Mom herself had her own stirrings about her pending death. She told me she stood up in her (beloved) garden in the summer and said to herself, “Well this can’t go on forever”. And in the few weeks before her diagnosis, she was markedly different. Nicer. Kinder. Loving. After the diagnosis, all those changes x 100. These were the best 3 weeks of my life with my Mom. Sherry would, and has, said the same. I know in my bones that Mom would say this as well. She had clearly decided how she was going to approach her dying and palliative care, which was now set up in my sister and brother-in-law’s home.

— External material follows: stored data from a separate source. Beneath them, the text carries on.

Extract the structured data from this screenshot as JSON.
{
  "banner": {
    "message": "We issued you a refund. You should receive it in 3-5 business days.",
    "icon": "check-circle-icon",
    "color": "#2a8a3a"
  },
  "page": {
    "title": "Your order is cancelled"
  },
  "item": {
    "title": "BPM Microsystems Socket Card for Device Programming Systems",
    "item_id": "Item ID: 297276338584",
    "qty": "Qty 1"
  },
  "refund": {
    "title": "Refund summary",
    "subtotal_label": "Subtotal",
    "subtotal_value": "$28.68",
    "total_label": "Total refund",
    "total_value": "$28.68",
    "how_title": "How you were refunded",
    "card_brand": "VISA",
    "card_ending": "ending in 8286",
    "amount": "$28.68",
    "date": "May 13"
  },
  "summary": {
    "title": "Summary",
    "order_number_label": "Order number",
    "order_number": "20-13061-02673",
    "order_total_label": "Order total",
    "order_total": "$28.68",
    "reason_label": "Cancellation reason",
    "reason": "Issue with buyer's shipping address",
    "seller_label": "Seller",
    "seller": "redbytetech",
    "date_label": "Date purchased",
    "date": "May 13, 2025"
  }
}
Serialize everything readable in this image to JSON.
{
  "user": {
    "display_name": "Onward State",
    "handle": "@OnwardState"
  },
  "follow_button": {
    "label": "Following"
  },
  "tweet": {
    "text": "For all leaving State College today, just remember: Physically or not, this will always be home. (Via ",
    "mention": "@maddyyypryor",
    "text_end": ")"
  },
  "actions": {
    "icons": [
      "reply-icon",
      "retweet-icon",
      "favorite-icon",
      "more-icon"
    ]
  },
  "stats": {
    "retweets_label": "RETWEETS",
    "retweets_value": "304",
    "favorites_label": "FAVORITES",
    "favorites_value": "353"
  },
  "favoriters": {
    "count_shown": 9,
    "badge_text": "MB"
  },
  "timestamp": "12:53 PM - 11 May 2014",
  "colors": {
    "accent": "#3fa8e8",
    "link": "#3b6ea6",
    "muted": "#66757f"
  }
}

I took a leave from work and moved in to help with the care. Mom was very weak but blessed to be without pain until the last couple of days. This may have helped her be so present. And present she was. The stories from her childhood poured out, and my sister and I wondered to one another why she had never shared them before now. She opened her heart and gave and took in love like I had never seen. It seemed to me that she had let go of all fears, all insecurities, all judgements, resentments about her life, and now trusted love. As the word spread amongst friends and relatives, she enjoyed visits and flowers (no food, as she was unable to eat), quipping at one point that she felt like she was at her own wake.
We, in turn, dropped our own resentments and guarded loving. It didn’t feel like a decision, it felt more like a natural response to feeling such intense love. Truth be told, Sherry and I didn’t look forward to the time when Mom needed more help. Up until this moment in time, she had been, how I can I put it, ‘difficult’ to care for. It was never enough or good enough, and Mom had always seemed jealous and envious of her kids’ lives. It has been said that what matters most in life is how well we have loved. My mom turned that into a visceral life lesson, for herself and for us.
And yes, it all felt like a miracle. I know that end of life often doesn’t play out this way. I know that relationships don’t necessarily get healed. I know that caring for someone at end of life isn’t typically a joyous experience. But/and for me, it was both healing and joyous.